Prof. Tuija I. Pulkkinen
Vice President, Research and Innovations
High-growth entrepreneurship has become a policy focus, as governments have recognized that not all new firms contribute equally to the economy. Two recent studies address the impact of startups and growth companies on the national and international economy. Ruth Graham (Creating university-based entrepreneurial ecosystems: Evidence from emerging world leaders. MIT 2014) examined over 200 innovation ecosystems around global universities, and identified Aalto among the top five emerging ecosystems: ”…the formidable combination of strong leadership commitment, passionate stakeholder engagement and an effective national support system is likely to drive Aalto towards becoming a major international powerhouse for university-based entrepreneurship over the next decade.” )

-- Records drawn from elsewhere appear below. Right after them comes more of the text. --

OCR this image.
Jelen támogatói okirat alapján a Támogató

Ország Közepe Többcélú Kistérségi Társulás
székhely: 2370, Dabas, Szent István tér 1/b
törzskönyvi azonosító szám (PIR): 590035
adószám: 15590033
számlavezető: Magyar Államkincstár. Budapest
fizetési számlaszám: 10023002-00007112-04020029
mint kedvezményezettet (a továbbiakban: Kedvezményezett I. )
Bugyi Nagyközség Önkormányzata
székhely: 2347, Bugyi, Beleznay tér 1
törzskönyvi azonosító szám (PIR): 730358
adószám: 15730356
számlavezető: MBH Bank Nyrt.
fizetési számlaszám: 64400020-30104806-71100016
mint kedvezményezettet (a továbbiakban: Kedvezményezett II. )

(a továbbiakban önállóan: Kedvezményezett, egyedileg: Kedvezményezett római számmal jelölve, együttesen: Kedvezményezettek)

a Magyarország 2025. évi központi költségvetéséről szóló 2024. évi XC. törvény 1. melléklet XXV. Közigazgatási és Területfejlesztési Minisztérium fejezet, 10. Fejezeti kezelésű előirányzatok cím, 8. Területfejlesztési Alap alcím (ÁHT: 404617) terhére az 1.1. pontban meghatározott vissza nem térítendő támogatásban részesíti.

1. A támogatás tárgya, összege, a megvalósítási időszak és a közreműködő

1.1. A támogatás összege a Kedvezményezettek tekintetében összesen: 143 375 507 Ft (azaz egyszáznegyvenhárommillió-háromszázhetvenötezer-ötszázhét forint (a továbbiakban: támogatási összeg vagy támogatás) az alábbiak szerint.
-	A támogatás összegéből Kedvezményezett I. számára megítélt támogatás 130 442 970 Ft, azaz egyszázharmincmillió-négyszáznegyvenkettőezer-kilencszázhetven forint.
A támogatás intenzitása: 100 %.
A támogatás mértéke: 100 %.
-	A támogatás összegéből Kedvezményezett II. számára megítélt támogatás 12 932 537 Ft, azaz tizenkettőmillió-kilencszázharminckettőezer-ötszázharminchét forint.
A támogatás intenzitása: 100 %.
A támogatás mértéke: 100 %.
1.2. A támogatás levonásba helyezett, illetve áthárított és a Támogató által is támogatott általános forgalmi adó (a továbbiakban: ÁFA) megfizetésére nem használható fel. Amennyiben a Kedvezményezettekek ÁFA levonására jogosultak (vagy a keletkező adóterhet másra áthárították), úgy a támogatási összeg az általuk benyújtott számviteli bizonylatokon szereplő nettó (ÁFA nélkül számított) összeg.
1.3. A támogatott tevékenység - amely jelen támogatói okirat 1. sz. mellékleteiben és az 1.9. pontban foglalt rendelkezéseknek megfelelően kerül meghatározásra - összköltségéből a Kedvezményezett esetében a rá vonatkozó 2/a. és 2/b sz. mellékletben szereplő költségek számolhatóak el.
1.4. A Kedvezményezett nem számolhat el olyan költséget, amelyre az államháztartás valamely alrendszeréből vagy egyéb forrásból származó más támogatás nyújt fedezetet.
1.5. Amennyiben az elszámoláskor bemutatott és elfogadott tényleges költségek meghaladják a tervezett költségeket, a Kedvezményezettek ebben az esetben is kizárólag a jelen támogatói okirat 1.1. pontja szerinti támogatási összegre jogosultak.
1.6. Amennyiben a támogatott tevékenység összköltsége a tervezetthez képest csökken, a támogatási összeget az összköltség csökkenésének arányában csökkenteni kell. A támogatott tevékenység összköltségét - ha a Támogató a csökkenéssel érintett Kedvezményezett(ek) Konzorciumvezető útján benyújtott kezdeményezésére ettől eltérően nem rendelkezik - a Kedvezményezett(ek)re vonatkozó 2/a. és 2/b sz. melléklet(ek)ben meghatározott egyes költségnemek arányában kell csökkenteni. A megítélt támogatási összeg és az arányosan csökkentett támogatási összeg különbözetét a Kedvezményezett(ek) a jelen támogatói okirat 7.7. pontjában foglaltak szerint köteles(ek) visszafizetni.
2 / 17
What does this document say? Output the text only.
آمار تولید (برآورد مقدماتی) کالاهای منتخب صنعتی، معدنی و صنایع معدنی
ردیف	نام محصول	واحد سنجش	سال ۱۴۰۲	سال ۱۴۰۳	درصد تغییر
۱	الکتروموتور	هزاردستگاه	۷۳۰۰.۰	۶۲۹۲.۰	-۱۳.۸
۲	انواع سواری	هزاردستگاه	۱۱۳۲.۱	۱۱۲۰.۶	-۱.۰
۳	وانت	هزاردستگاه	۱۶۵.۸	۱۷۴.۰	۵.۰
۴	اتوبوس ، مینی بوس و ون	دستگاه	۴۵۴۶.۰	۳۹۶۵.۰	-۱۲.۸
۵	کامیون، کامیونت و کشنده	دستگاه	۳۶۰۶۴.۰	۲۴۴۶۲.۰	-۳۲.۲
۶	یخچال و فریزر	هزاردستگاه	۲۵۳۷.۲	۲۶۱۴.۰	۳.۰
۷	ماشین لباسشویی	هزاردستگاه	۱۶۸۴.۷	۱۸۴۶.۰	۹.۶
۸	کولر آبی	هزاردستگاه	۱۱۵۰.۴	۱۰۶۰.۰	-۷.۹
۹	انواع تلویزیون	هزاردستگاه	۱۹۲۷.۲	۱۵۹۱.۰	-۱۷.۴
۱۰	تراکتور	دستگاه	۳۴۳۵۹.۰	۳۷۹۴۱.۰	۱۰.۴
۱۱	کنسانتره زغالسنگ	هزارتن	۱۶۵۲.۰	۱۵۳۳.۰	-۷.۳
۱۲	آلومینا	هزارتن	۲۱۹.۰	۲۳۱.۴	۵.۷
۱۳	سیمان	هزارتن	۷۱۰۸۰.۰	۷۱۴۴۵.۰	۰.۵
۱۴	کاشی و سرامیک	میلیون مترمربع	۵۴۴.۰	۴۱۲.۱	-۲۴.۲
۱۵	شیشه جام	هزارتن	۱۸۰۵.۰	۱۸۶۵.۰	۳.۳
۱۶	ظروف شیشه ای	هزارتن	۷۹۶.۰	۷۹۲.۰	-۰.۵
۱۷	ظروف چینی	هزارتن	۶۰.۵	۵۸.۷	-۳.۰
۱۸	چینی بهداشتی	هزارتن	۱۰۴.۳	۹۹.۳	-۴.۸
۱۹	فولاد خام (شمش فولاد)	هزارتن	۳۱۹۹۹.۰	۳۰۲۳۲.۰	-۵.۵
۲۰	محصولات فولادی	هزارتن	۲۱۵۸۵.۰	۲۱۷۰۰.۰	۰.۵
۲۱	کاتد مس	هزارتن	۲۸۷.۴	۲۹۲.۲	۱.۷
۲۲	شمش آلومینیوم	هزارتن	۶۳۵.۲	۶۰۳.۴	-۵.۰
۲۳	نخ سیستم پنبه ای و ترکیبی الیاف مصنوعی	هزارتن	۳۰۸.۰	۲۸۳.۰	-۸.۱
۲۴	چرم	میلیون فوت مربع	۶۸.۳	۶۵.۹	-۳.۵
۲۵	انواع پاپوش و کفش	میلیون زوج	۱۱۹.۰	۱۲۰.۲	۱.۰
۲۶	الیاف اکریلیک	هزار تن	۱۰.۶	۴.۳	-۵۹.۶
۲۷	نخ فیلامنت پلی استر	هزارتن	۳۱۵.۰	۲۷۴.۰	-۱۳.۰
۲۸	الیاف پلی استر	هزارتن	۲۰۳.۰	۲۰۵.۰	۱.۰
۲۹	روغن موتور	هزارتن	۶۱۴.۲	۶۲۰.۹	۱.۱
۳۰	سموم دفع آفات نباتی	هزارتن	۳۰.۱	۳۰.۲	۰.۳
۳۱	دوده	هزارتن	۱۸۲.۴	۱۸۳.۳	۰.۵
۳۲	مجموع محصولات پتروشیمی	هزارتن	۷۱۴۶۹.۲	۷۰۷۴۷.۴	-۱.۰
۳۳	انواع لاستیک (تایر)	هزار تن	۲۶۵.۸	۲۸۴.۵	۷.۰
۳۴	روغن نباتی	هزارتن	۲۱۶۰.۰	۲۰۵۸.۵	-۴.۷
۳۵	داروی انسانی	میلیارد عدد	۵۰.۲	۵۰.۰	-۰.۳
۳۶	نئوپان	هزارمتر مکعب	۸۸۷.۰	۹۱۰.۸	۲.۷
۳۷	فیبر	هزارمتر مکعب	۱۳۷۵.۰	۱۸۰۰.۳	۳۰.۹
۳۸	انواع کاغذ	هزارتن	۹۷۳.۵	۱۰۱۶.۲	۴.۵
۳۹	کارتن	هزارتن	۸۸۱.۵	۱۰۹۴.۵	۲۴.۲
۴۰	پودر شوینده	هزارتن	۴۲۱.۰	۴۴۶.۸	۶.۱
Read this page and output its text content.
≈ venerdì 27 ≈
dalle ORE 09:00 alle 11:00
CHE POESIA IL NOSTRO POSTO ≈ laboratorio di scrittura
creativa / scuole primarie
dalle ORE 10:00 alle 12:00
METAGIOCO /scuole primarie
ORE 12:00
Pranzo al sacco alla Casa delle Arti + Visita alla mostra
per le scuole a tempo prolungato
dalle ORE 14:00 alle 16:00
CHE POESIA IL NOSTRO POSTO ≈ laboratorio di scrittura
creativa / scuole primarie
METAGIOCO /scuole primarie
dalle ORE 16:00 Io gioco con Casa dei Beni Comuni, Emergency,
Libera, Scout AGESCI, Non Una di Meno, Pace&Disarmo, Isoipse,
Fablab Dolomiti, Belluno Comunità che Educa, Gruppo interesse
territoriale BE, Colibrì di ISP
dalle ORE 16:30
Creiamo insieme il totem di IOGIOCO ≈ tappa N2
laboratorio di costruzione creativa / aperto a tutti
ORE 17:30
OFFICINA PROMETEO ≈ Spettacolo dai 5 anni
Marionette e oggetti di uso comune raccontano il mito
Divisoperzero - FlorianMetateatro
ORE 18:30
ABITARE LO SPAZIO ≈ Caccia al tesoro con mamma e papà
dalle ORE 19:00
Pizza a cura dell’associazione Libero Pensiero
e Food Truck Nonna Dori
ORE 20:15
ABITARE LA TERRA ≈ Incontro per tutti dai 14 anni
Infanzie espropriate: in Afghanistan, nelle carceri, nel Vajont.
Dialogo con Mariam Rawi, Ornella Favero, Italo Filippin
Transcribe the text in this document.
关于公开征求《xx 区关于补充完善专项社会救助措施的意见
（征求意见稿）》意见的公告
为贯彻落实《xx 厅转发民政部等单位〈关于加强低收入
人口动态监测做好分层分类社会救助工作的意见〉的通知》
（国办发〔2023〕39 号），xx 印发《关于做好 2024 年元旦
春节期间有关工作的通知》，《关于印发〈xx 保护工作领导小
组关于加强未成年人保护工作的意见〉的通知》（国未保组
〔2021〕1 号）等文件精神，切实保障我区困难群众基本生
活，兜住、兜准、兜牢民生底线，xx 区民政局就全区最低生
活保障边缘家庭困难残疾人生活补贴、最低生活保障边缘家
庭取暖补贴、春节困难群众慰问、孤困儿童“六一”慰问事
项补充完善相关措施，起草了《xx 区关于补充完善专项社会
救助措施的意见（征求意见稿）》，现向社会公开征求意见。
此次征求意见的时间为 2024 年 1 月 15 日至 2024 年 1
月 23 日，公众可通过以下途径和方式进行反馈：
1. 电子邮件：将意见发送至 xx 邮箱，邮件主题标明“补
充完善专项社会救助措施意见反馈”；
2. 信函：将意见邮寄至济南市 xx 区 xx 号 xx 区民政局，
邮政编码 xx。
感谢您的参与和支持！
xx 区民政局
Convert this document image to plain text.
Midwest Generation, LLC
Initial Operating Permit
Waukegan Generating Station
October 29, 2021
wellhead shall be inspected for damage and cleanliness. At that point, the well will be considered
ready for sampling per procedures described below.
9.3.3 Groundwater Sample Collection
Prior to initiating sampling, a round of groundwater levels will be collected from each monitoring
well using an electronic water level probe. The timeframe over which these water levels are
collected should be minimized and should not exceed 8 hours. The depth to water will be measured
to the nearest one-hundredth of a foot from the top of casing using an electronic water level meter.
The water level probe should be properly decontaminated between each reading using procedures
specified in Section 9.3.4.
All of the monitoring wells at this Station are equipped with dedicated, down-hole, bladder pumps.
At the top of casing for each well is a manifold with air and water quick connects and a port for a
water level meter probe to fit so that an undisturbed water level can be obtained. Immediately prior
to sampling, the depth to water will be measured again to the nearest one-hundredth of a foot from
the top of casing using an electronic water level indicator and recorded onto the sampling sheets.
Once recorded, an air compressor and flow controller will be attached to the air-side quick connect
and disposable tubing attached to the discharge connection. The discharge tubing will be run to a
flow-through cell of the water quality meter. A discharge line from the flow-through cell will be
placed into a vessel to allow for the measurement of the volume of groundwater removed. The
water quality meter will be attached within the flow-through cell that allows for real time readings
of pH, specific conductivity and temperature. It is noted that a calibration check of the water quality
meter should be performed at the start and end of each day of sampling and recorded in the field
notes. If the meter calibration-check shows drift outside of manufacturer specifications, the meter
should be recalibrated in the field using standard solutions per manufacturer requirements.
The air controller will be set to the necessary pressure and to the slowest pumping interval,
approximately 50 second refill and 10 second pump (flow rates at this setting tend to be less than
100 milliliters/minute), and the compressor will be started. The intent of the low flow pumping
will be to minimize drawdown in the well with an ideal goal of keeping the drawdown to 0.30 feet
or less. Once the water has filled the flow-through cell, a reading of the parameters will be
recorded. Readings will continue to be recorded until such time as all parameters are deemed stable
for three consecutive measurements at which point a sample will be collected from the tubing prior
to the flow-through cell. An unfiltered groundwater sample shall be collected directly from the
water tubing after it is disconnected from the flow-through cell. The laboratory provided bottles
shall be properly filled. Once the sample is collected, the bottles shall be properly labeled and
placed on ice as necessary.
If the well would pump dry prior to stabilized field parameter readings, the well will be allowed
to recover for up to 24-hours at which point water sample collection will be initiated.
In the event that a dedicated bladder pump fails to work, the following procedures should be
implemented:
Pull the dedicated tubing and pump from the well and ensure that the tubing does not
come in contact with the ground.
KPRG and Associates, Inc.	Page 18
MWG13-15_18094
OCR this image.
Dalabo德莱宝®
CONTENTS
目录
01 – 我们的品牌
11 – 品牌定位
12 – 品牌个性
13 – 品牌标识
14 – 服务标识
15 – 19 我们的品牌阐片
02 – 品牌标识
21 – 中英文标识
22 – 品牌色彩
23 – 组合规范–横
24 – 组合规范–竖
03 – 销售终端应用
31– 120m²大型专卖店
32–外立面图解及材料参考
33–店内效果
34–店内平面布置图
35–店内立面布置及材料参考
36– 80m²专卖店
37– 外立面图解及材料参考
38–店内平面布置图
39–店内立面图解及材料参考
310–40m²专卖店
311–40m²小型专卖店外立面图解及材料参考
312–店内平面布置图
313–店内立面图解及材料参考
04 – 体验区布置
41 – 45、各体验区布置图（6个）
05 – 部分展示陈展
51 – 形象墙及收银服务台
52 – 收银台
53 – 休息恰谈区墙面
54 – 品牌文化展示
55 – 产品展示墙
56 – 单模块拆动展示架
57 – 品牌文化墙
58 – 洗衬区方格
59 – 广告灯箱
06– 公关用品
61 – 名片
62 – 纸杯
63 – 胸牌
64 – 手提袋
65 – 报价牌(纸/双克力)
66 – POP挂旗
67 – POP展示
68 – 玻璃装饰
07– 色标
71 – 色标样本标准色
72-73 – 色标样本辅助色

On the other hand, Rannikko and Autio (The impact of high-growth entrepreneurship policy in Finland, Science Business Publishing 2015) focus on assessing the effects of the Finnish policy for high-growth entrepreneurship. The recent increase in the number of high-growth firms coincide with implementation of the Tekes NIY programme for young innovative growth companies and the Ministry of Employment and Economy VIGO Accelerator Programme connecting innovative business ideas with business professionals and finance. Companies taking part in the initiatives have gained equity funding and outperform their peers in sales. A cost-benefit analysis shows that every support Euro brings more than that in surplus sales. Public sponsorship provides buffering to support survival of young startups, boosts self-confidence that promotes growth ambitions, and provides prestige that helps startups to attract financial and human resources.
However, Rannikko and Autio recognize that rapid structural changes in the telecommunication industry (following Nokia restructuring, the Bridge Programme supported a large number of spinoff companies that utilize Nokia IP through licensing or idea release agreements), the raise of gaming industry (featuring scalable business models that are attractive to venture capital firms) and increasing interest in entrepreneurship among students (AaltoES and Startup Sauna as central actors) have also been essential in this evolution.
Thus, knowledge and capable people, funding and support are needed in order to create an ecosystem where innovative startups form and a reasonable amount of them grow to become economically significant. One thing that seems to differentiate Finland from other European countries is that we have a good culture to involve entrepreneurial experience in various stages of startup evolution, to complement the management or applied science backgrounds of the startup founders. But most important are imagination, creativity, innovativeness, enthusiasm and courage – often found in the younger generation.